The dollar faces an April headwind that’s been blowing since 2011, threatening to put a halt to the currency’s best start to a year in more than a decade.
A gauge of the currency against its peers has fallen this month, following three successive quarters of gains that were driven by speculation the U.S economy is strong enough for the Federal Reserve to raise interest rates this year for the first time since 2006. Reports Wednesday on employment and manufacturing tempered that optimism before the Labor Department announces its monthly jobs data on Friday.
The Bloomberg Dollar Spot Index, which tracks the U.S. currency against 10 of its peers, was little changed at 1,197.87 as of 9:16 a.m. in Tokyo, after dropping 0.2 percent Wednesday.
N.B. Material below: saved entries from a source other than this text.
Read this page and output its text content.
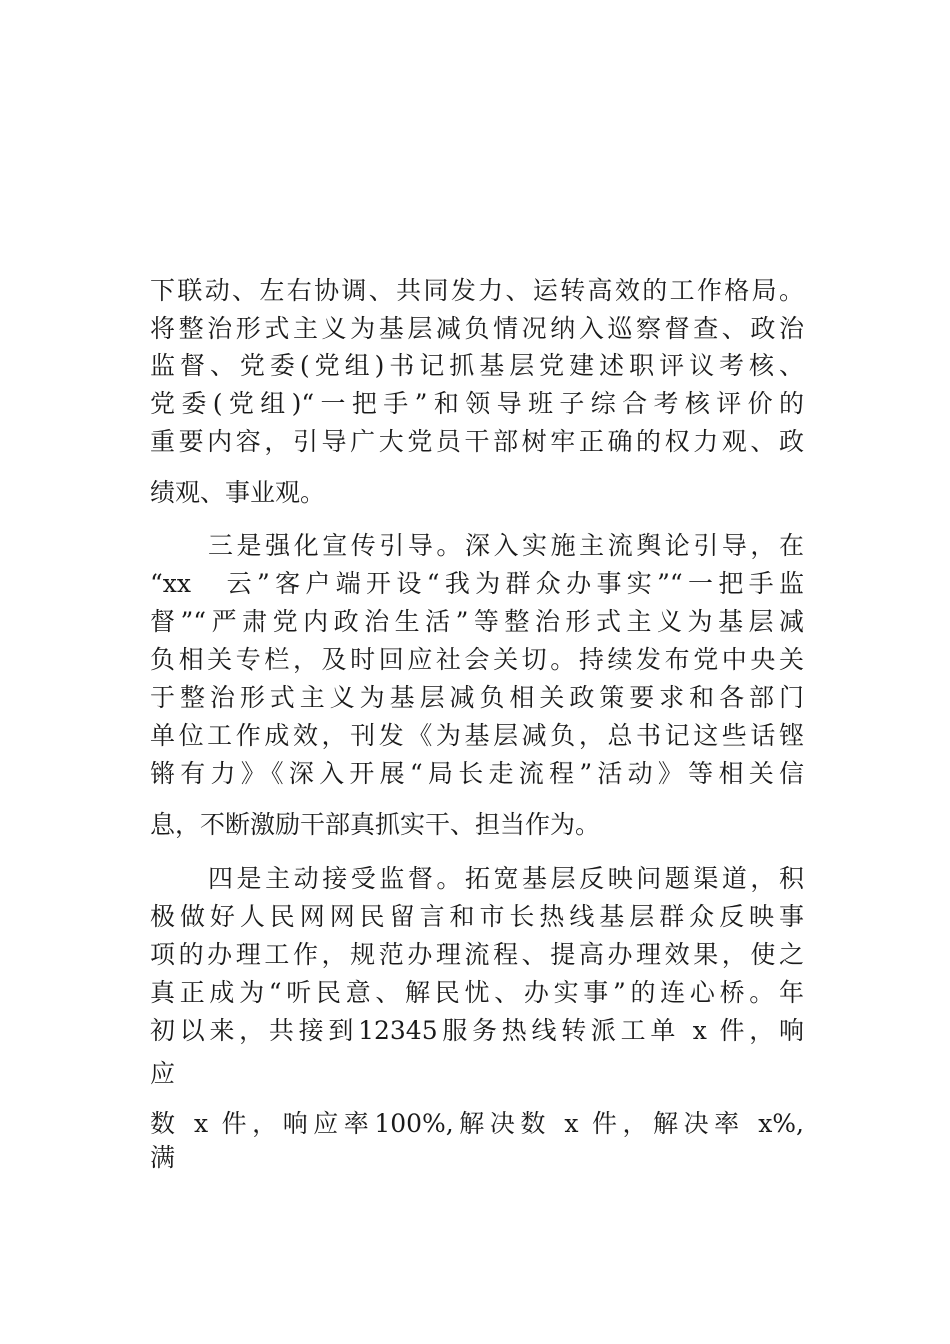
下联动、左右协调、共同发力、运转高效的工作格局。
将整治形式主义为基层减负情况纳入巡察督查、政治
监督、党委(党组)书记抓基层党建述职评议考核、
党委(党组)“一把手”和领导班子综合考核评价的
重要内容，引导广大党员干部树牢正确的权力观、政
绩观、事业观。
三是强化宣传引导。深入实施主流舆论引导，在
“xx　云”客户端开设“我为群众办事实”“一把手监
督”“严肃党内政治生活”等整治形式主义为基层减
负相关专栏，及时回应社会关切。持续发布党中央关
于整治形式主义为基层减负相关政策要求和各部门
单位工作成效，刊发《为基层减负，总书记这些话铿
锵有力》《深入开展“局长走流程”活动》等相关信
息，不断激励干部真抓实干、担当作为。
四是主动接受监督。拓宽基层反映问题渠道，积
极做好人民网网民留言和市长热线基层群众反映事
项的办理工作，规范办理流程、提高办理效果，使之
真正成为“听民意、解民忧、办实事”的连心桥。年
初以来，共接到12345服务热线转派工单 x 件，响
应
数 x 件，响应率100%,解决数 x 件，解决率 x%,
满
It advanced 20 percent in the nine months ended March 31, the biggest three-quarter gain in data going back to 2004. The last time the gauge rose in April was in 2010.
The greenback was unchanged at $1.0763 against the euro and depreciated 0.1 percent to 119.65 yen.
Demand for the dollar dropped on Wednesday after ADP Research Institute said U.S. employers added 189,000 jobs in March, fewer than in February and below economists’ forecast for gains of 225,000. The Labor Department is projected to report the economy added 245,000 nonfarm jobs last month.